GUERCINO
(b. 1591, Cento, d. 1666, Bologna)

Et in Arcadia Ego

1618-22
Oil on canvas, 82 x 91 cm
Galleria Nazionale d'Arte Antica, Rome

This is one of Guercino's best-known paintings. It shows two young shepherds who have discovered a skull. The title could be interpreted as a sentence uttered by Death ("I too am in Arcadia"). But any moral significance to the work is lost in a moment of pure contemplation. Quotations from Correggio and Venetian art are completely in tune with the depth and sensitivity of feeling typical of Guercino.

This painting is directly connected to the Apollo and Marsyas that Guercino carried out for the Grand Duke of Tuscany in 1618 (Galleria Palatina, Palazzo Pitti, Florence): both pictures include the same group of shepherds.

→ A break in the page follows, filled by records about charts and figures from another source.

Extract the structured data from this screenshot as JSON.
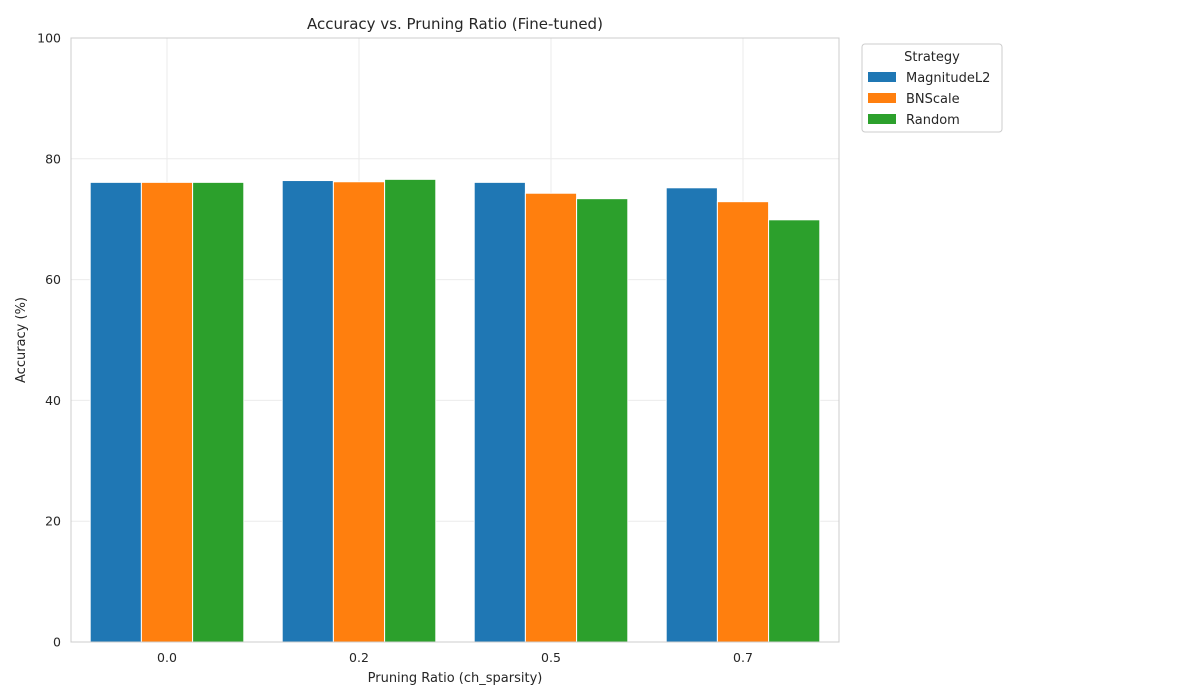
{
  "chart_data": {
    "type": "bar",
    "title": "Accuracy vs. Pruning Ratio (Fine-tuned)",
    "xlabel": "Pruning Ratio (ch_sparsity)",
    "ylabel": "Accuracy (%)",
    "categories": [
      "0.0",
      "0.2",
      "0.5",
      "0.7"
    ],
    "ylim": [
      0,
      100
    ],
    "yticks": [
      "0",
      "20",
      "40",
      "60",
      "80",
      "100"
    ],
    "grid": true,
    "legend": {
      "title": "Strategy",
      "placement": "outside-top-right"
    },
    "series": [
      {
        "name": "MagnitudeL2",
        "color": "#1f77b4",
        "values": [
          76.1,
          76.4,
          76.1,
          75.2
        ]
      },
      {
        "name": "BNScale",
        "color": "#ff7f0e",
        "values": [
          76.1,
          76.2,
          74.3,
          72.9
        ]
      },
      {
        "name": "Random",
        "color": "#2ca02c",
        "values": [
          76.1,
          76.6,
          73.4,
          69.9
        ]
      }
    ]
  }
}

It is assumed that the Barberini canvas could not have existed as an independent composition prior to the Florentine painting, and so must have been executed later. In this painting, Guercino transforms the rustic onlookers into protagonists in a self-sufficient moralizing theme. An effective exploration of the memento mori is attained by the addition of the skull, with its worm and fly, and the inscription Et in Arcadia ego. An early work of Guercino, the painting was executed before his Roman period (1621-23) and after his voyage to Venice, where this sort of moralizing allegory was quite popular. The canvas has been dated alternately to 1618 and 1622.

The iconography of the memento mori in a pastoral setting, derived from the Ecologues of Virgil, was well known in Venetian and Roman art from the Renaissance onwards; yet here for the first time it is explicitly explained through the addition of the inscription.